Melila Purcell

Profile
- Position: Defensive end

Personal information
- Born: February 5, 1984 (age 42) Pago Pago, American Samoa
- Listed height: 6 ft 5 in (1.96 m)
- Listed weight: 295 lb (134 kg)

Career information
- High school: Leone (Leone, American Samoa)
- College: Hawaii
- NFL draft: 2007: 6th round, 200th overall pick

Career history
- Cleveland Browns (2007–2008); Spokane Shock (2011);

Awards and highlights
- First-team All-WAC (2006); Second-team All-WAC (2005);
- Stats at ArenaFan.com

= Melila Purcell =

American football player (born 1984)

Melila Purcell III (born February 5, 1984) is an American Samoan former football defensive end. He played college football for the Hawaii Rainbow Warriors and was selected by the Cleveland Browns in the sixth round of the 2007 NFL draft.

==Early life==
Melila Purcell III was born on February 5, 1984, in Pago Pago, American Samoa. He participated in high school football, basketball, volleyball, and track at Leone High School in Leone, American Samoa. He played defensive end, wide receiver, and tight end on the football team, earning Samoan International first-team all-star honors. Purcell was a high jumper and long jumper in track and garnered all-star recognition in basketball. He graduated from Leone High in 2002, and was considered the best athlete from American Samoa in the class of 2002.

==College career==
Purcell enrolled at the University of Hawaiʻi at Mānoa to play college football for the Rainbow Warriors. He had to sit out the 2002 season in order to meet residency requirements. He played in 11 games, starting one, at defensive end in 2003, posting 23 solo tackles, 17 assisted tackles, and 3.5 sacks while missing three games due to a dislocated elbow. In August 2004, Hawaii head coach June Jones called Purcell the team's "best defensive lineman". He appeared in all 13 games, starting 12, as a sophomore in 2004, recording 47 solo tackles, 27 assisted tackles, six sacks, four pass breakups, two blocked extra point attempts, and one forced fumble that was returned by Hawaii for a touchdown. He was named honorable mention all-Western Athletic Conference (WAC) for his performance during the 2004 season.

Purcell played in ten games, starting eight, in 2005, totaling 21 solo tackles, 13 assisted tackles, and two fumble recoveries while missing time due to a sprained knee and another elbow injury. Purcell was named second-team all-WAC and the team's most inspirational player for the 2005 season. He started all 14 games as a senior in 2006, recording 36 solo tackles, 24 assisted tackles, 9.5 sacks, and four forced fumbles while garnering first-team all-WAC recognition. He finished his college career with 208 tackles and 19 sacks.

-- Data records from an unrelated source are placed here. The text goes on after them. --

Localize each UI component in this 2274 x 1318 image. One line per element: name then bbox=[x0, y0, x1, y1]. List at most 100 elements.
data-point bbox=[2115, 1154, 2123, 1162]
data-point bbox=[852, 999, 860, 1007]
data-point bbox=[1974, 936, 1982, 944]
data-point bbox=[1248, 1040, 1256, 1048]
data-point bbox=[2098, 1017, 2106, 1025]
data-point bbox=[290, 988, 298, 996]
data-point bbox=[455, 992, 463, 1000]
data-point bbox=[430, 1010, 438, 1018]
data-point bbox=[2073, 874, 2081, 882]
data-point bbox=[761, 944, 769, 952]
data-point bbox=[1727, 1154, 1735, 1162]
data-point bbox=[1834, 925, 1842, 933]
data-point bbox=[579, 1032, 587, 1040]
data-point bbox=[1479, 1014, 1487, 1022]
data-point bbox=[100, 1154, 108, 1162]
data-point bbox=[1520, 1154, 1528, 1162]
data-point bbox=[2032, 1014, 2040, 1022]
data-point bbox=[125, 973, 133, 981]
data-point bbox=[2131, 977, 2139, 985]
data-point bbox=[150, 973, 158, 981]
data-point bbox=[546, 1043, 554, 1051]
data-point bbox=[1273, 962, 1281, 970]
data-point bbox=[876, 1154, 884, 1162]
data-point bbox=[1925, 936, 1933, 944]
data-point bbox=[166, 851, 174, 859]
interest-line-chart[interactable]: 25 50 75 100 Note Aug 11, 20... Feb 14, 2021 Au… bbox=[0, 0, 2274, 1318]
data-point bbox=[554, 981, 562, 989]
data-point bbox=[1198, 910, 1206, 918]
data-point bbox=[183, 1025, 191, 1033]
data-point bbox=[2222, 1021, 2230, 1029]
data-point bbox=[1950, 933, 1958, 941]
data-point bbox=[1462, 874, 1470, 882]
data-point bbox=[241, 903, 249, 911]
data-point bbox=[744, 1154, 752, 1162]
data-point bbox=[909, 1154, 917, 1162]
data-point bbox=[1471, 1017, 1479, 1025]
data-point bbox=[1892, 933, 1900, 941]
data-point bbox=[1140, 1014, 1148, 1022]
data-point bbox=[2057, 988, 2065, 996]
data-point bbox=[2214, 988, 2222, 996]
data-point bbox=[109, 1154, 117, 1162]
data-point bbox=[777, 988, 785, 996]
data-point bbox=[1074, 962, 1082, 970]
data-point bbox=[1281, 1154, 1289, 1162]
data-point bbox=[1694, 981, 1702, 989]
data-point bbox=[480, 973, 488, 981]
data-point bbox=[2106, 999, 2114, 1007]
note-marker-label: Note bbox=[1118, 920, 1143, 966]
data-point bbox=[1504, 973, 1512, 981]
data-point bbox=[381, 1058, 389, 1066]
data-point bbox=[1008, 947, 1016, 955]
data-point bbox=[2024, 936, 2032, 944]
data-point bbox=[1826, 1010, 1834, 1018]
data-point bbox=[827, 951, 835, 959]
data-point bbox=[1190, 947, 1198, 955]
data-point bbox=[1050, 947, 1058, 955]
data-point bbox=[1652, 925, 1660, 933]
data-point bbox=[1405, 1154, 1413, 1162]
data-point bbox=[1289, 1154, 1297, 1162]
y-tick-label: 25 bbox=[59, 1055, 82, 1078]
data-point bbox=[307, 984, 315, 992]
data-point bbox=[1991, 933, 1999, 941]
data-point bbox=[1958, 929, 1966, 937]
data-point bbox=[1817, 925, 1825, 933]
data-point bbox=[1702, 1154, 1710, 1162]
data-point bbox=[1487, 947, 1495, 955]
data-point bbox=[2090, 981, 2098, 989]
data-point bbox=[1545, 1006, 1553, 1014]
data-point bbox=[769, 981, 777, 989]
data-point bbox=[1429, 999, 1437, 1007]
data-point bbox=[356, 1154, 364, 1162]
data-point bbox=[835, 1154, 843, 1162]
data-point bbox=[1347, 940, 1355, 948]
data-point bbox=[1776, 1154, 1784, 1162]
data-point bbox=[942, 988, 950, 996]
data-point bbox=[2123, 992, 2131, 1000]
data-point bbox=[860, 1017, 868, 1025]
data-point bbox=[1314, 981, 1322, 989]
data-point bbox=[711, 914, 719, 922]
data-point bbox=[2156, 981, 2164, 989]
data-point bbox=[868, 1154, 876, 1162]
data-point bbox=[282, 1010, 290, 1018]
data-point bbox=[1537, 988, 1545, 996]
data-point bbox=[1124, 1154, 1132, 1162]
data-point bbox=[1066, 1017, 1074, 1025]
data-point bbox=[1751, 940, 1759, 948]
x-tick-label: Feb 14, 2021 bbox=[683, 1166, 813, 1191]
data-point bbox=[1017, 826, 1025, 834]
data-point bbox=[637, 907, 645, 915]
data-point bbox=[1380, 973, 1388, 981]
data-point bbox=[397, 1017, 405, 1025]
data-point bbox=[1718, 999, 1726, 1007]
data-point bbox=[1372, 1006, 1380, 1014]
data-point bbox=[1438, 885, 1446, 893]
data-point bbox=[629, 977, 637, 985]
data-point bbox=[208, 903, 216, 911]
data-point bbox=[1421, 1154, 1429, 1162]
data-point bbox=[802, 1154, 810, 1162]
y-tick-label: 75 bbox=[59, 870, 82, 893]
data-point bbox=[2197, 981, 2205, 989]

In 2006, Purcell was named WAC Defensive Player of the Week twice.

==Professional career==
===Cleveland Browns===
Purcell was selected by the Cleveland Browns in the sixth round, with the 200th overall pick, of the 2007 NFL draft. He did not expect to be drafted. Instead of watching the draft, he went out for breakfast with his family. Purcell signed with the Browns on July 23. He was released on September 1 and signed to the practice squad on September 3. On December 26, Purcell was promoted to the active roster for the season finale against the San Francisco 49ers on December 26, 2007. He did not play in the game.

Purcell was released on August 30, 2008, and signed to the practice squad again on September 3. He became a free agent after the season, signing a reserve/future contract with the Browns on December 30, 2008. He was released for the final time on August 24, 2009.

===Spokane Shock===
On July 14, 2011, Purcell was assigned to the Spokane Shock of the Arena Football League (AFL). He posted one solo tackle and one assisted tackle while with the Shock. He was placed on reassignment on August 15, 2011.

==Personal life==
Purcell is the cousin of former Canadian Football League player Alvis Satele. Three other cousins, Samson, Brashton, and Hercules Satele, were teammates with Purcell on the Rainbow Warriors. He also played with his brother, Amani Purcell, at Hawaii.